The Niger Delta, says John Vidal, "supplies 40% of all the crude the United States imports". This is the Guardian's environmental writer? The correct figure is 12%. He also states that the quality of Nigerian light crude is the world's best. How so? It's no better or worse than any other highly saleable crude from the OPEC bloc, from Russia, from Canada, from Mexico.

But it's the speculative drive of the essay which is most innacurate. "Rebels" attack the pipelines of Nigeria, but the economic strong-arming behind these attacks, which have been ongoing for years, and which have been reported extensively in the media (contra Vidal's assertion), are skirted. In a country where wholesale government corruption forces poor families to tap and siphon oil for individual use and/or sale, and where government workers, already compromised by protecting the rulers' Swiss-bank accounts, also puncture the black goo treasury for personal profit, and where gangs -- both unaffiliated and government-controlled -- also line up at the trough, Shell Oil is just one component in a corruption of staggering complexity.
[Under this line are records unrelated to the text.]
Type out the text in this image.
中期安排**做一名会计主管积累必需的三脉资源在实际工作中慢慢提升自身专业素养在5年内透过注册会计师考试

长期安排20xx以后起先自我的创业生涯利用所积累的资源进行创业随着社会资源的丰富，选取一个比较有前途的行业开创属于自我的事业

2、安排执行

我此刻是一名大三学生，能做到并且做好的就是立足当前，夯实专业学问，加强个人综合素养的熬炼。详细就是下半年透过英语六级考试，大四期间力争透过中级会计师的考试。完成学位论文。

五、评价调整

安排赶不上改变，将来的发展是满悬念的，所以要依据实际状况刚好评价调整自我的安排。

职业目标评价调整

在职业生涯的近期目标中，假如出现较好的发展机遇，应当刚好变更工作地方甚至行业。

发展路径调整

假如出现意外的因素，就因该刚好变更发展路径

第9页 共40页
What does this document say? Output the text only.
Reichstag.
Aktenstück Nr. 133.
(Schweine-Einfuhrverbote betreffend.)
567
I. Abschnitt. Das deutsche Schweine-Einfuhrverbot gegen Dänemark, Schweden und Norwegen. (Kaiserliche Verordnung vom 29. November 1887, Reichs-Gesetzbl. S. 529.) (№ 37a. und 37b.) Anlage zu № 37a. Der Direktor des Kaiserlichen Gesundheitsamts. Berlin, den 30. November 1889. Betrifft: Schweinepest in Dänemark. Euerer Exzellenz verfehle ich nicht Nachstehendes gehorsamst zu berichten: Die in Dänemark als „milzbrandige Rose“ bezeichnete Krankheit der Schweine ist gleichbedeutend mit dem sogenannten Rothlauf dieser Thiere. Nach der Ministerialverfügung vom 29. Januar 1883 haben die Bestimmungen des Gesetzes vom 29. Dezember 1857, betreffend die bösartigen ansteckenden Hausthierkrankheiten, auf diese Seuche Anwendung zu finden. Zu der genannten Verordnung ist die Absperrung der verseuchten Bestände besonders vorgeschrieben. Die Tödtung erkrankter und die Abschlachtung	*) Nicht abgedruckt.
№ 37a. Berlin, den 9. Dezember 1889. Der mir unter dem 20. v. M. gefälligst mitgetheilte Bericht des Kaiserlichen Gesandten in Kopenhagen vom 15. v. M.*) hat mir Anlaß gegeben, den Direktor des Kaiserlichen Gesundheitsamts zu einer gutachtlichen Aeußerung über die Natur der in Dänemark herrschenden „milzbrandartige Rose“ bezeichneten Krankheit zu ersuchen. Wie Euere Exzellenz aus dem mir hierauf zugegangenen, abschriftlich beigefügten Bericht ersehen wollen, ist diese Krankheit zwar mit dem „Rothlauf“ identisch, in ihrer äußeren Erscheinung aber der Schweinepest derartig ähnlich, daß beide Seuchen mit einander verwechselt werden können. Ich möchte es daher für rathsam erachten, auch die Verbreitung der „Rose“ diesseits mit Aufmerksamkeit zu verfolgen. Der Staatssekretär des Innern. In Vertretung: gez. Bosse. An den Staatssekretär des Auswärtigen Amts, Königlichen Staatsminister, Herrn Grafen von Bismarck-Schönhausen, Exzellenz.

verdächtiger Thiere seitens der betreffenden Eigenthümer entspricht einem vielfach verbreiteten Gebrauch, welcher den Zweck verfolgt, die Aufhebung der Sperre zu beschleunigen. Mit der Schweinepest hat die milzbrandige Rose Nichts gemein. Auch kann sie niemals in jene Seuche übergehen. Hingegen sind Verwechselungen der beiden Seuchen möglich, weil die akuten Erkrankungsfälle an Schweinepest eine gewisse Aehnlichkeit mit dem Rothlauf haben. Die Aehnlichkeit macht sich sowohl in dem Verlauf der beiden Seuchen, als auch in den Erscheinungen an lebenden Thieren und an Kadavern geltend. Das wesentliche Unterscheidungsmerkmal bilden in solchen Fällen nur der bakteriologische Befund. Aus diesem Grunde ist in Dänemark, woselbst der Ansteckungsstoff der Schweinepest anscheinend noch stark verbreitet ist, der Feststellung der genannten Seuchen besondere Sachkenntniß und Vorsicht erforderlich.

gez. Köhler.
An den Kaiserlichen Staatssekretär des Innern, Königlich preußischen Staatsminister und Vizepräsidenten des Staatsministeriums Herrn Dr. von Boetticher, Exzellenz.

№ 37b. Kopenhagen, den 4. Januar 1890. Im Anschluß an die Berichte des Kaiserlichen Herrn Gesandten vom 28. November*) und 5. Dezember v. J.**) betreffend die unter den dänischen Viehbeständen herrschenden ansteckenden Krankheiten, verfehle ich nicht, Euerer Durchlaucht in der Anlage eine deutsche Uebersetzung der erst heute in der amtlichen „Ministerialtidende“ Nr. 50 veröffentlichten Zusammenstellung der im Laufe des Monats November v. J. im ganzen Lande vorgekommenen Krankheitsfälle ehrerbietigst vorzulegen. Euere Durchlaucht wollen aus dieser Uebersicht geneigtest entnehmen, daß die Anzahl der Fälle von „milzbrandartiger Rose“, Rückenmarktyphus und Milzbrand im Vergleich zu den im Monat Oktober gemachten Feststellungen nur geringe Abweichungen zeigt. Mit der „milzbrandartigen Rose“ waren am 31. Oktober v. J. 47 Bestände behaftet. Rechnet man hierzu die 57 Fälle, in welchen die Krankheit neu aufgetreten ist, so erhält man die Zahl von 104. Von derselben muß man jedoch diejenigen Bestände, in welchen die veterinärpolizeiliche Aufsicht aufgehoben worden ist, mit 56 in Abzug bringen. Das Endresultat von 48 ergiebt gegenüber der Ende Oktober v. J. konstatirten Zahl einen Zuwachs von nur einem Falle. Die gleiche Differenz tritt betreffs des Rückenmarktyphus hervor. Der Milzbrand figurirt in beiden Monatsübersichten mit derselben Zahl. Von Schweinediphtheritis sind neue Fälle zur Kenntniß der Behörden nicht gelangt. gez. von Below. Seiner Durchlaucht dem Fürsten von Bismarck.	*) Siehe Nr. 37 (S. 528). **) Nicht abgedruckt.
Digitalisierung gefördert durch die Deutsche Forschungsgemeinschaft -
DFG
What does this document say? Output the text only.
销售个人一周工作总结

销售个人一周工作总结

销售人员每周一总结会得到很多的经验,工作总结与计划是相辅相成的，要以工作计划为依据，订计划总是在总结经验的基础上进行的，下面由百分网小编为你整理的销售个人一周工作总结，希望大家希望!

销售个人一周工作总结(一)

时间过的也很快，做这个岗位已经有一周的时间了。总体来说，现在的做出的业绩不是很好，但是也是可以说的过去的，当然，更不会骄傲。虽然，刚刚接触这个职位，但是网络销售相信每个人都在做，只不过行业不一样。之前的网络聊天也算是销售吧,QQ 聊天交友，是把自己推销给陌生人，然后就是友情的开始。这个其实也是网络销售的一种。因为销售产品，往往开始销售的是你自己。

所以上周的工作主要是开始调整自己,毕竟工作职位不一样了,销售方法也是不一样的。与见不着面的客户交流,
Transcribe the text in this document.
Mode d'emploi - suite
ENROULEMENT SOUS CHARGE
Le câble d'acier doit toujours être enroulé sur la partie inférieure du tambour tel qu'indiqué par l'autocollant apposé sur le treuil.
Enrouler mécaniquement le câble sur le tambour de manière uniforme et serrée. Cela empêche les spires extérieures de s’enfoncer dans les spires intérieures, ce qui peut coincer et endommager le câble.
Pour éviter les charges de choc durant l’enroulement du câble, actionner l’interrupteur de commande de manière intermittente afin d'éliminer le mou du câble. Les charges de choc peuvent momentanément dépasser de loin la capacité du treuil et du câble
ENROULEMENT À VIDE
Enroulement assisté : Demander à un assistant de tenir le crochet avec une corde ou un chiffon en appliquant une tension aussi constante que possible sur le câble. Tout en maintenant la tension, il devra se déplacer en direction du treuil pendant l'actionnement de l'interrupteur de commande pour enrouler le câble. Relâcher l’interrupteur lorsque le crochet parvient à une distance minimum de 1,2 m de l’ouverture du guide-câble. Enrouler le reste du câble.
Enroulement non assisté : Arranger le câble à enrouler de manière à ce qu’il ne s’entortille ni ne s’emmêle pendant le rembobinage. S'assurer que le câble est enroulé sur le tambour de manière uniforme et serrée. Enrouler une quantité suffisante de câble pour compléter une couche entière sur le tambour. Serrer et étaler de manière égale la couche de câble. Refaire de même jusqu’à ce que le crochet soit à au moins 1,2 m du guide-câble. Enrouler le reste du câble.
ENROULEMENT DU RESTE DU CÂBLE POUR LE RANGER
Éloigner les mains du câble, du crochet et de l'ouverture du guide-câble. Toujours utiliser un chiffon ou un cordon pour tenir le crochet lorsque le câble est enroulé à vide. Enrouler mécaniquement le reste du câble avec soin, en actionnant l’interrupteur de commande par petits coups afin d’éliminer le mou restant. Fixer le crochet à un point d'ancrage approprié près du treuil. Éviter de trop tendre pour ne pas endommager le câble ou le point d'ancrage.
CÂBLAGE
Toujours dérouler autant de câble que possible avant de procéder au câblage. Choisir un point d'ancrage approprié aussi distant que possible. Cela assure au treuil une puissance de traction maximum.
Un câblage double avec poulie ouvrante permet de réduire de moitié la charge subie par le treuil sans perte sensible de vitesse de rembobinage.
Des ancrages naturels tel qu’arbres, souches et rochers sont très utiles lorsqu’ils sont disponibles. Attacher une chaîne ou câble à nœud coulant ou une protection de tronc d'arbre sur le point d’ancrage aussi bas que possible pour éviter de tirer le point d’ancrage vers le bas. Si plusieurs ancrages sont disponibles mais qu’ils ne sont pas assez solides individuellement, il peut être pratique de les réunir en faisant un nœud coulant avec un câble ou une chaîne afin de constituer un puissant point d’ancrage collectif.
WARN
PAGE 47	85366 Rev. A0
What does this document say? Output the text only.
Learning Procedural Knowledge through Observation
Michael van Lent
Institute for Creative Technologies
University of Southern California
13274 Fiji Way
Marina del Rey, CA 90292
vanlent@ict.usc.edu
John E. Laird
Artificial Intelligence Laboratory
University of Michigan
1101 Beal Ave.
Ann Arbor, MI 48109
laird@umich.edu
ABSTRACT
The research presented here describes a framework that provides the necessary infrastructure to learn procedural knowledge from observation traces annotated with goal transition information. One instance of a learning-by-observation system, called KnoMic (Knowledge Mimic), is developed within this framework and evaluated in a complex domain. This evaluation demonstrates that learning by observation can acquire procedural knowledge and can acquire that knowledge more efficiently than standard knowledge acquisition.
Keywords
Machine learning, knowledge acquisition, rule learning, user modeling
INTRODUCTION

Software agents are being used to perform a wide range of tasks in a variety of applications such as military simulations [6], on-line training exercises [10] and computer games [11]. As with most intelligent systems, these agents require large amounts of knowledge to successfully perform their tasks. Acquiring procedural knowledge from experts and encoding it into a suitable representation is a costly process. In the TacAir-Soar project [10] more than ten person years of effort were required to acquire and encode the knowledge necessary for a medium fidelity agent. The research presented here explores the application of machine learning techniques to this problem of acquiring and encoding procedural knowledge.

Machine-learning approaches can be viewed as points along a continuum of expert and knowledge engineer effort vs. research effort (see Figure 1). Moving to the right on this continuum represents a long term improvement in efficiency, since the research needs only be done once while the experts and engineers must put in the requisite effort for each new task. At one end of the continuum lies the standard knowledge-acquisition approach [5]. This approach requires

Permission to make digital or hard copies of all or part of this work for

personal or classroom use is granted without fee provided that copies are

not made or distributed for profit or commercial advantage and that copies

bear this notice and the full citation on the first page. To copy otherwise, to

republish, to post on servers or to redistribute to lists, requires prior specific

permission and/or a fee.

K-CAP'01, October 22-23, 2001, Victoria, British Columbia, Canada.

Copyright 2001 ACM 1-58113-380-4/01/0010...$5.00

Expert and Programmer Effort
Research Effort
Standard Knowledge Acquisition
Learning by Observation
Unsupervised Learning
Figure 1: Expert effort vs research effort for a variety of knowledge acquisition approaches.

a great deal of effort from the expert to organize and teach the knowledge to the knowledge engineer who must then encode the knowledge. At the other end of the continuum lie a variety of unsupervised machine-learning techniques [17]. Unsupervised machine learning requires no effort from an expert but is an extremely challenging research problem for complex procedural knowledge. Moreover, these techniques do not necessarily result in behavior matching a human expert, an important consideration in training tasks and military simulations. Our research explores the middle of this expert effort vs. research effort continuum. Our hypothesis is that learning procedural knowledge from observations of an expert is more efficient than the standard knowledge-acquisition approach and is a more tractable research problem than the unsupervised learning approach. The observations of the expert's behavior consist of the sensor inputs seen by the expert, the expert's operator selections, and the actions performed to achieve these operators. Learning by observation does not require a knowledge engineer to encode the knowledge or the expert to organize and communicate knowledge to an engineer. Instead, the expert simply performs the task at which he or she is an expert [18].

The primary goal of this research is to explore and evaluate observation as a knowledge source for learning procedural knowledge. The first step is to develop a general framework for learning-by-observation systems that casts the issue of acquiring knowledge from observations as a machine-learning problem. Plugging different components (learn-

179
Despite some feints at objectivity by way of lumping the Nigerian government in with the evil oil conglomerate, the thrust of the essay follows the usual simplification I hear almost every day amongst friends, strangers, and on-line pundits: corporations are the cause of all the world's problems. People want a convenient bogeyman; life is easier that way. We can take a little pill (albeit a bitter one) and go back to sleep.

The fiasco in the Gulf of Mexico happened because of cheap, insensitive safety shortcuts on the oil tanker. I'd also love to see British Petroleum fined, flogged, and festooned with invective. But even in this international media excoriation, there's plenty of blame to go around.